Some examples of non-OSGi targets that I have seen people create are:

  • Android applications to a mobile device, using a resource processor that could programmatically install .APK files.
  • Windows desktop applications that, again using a resource processor, were installed on a users' desktop computer.
  • Kernel modules, configuration and other files, database schema, etc.

All of these can be implemented by creating the appropriate resource processor. In short, a resource processor is just an OSGi bundle that gets shipped alongside the resources that are provisioned. Both arrive at the target, where the processor is used to somehow install the resource. The mechanism allows you to extend the provisioning system with new file types.

Another non-OSGi target you can use is PojoSR. This works a bit differently. With a special post processor bundle, ACE can, instead of delivering deployment packages, create an executable JAR file that contains the PojoSR framework and the bundles you configured. You can fetch and run this jar anywhere. Mainly interesting in environments where normally you could not run OSGi.
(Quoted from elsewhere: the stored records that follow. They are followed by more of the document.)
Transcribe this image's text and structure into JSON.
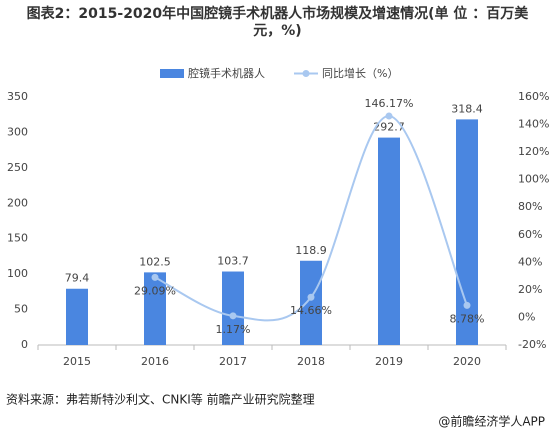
{
  "chart_data": {
    "type": "combo",
    "title": "图表2：2015-2020年中国腔镜手术机器人市场规模及增速情况(单 位 ：百万美元，%)",
    "categories": [
      "2015",
      "2016",
      "2017",
      "2018",
      "2019",
      "2020"
    ],
    "series": [
      {
        "name": "腔镜手术机器人",
        "type": "bar",
        "color": "#4a86e0",
        "values": [
          79.4,
          102.5,
          103.7,
          118.9,
          292.7,
          318.4
        ]
      },
      {
        "name": "同比增长（%）",
        "type": "line",
        "axis": "y2",
        "color": "#a9c8f0",
        "values": [
          null,
          29.09,
          1.17,
          14.66,
          146.17,
          8.78
        ],
        "value_labels": [
          null,
          "29.09%",
          "1.17%",
          "14.66%",
          "146.17%",
          "8.78%"
        ]
      }
    ],
    "ylim": [
      0,
      350
    ],
    "yticks": [
      0,
      50,
      100,
      150,
      200,
      250,
      300,
      350
    ],
    "y2lim": [
      -20,
      160
    ],
    "y2ticks": [
      {
        "value": -20,
        "label": "-20%"
      },
      {
        "value": 0,
        "label": "0%"
      },
      {
        "value": 20,
        "label": "20%"
      },
      {
        "value": 40,
        "label": "40%"
      },
      {
        "value": 60,
        "label": "60%"
      },
      {
        "value": 80,
        "label": "80%"
      },
      {
        "value": 100,
        "label": "100%"
      },
      {
        "value": 120,
        "label": "120%"
      },
      {
        "value": 140,
        "label": "140%"
      },
      {
        "value": 160,
        "label": "160%"
      }
    ],
    "legend": "top"
  },
  "source": "资料来源：弗若斯特沙利文、CNKI等 前瞻产业研究院整理",
  "footer": "@前瞻经济学人APP"
}
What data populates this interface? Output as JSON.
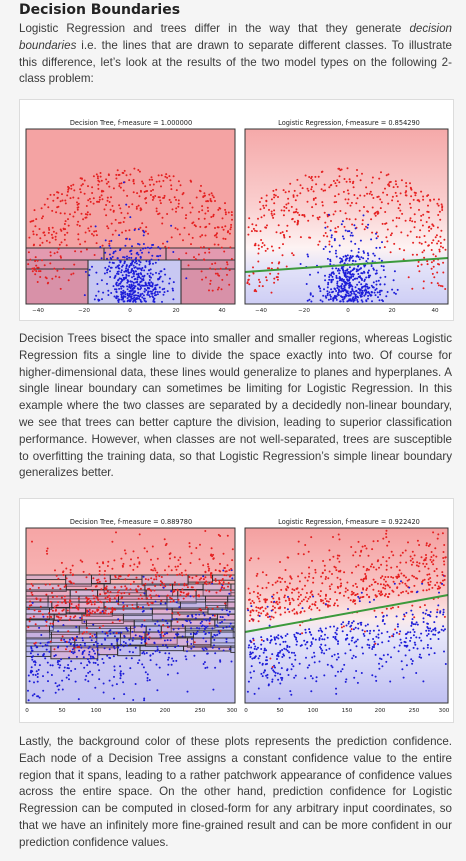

Yet another thing I've seen being done is deploying to Apache Celix, which is an OSGi implementation in C. They have actually implemented a proof of concept management agent that can talk to ACE and they can provision bundles with C code that way.

About the minimum requirements:

We try to keep the management agent compatible to the basic OSGi execution environment, meaning we refrain from using any Java 5+ features. It does need an R4 compatible OSGi implementation though, R3 is too old as it does not support DeploymentAdmin (which is the basis for the provisioning mechanism we use).

OTHER TIPS

Have a look at remote interfaces, but HTTP is the default I think, see this link - so as a minimum requirement, anything that can check the metadata and stream a socket can hit the relevant (restful looking) URLs and discover/provision from Ace.

I don't have much experience with Apache ACE, but if you are looking for a remote provisioning system which mainly targets OSGi clients but can also handle other targets, you can take a look at ProSyst mPower Remote Manager - the supported targets are OSGi-based devices, OMA DM devices and TR-069 devices.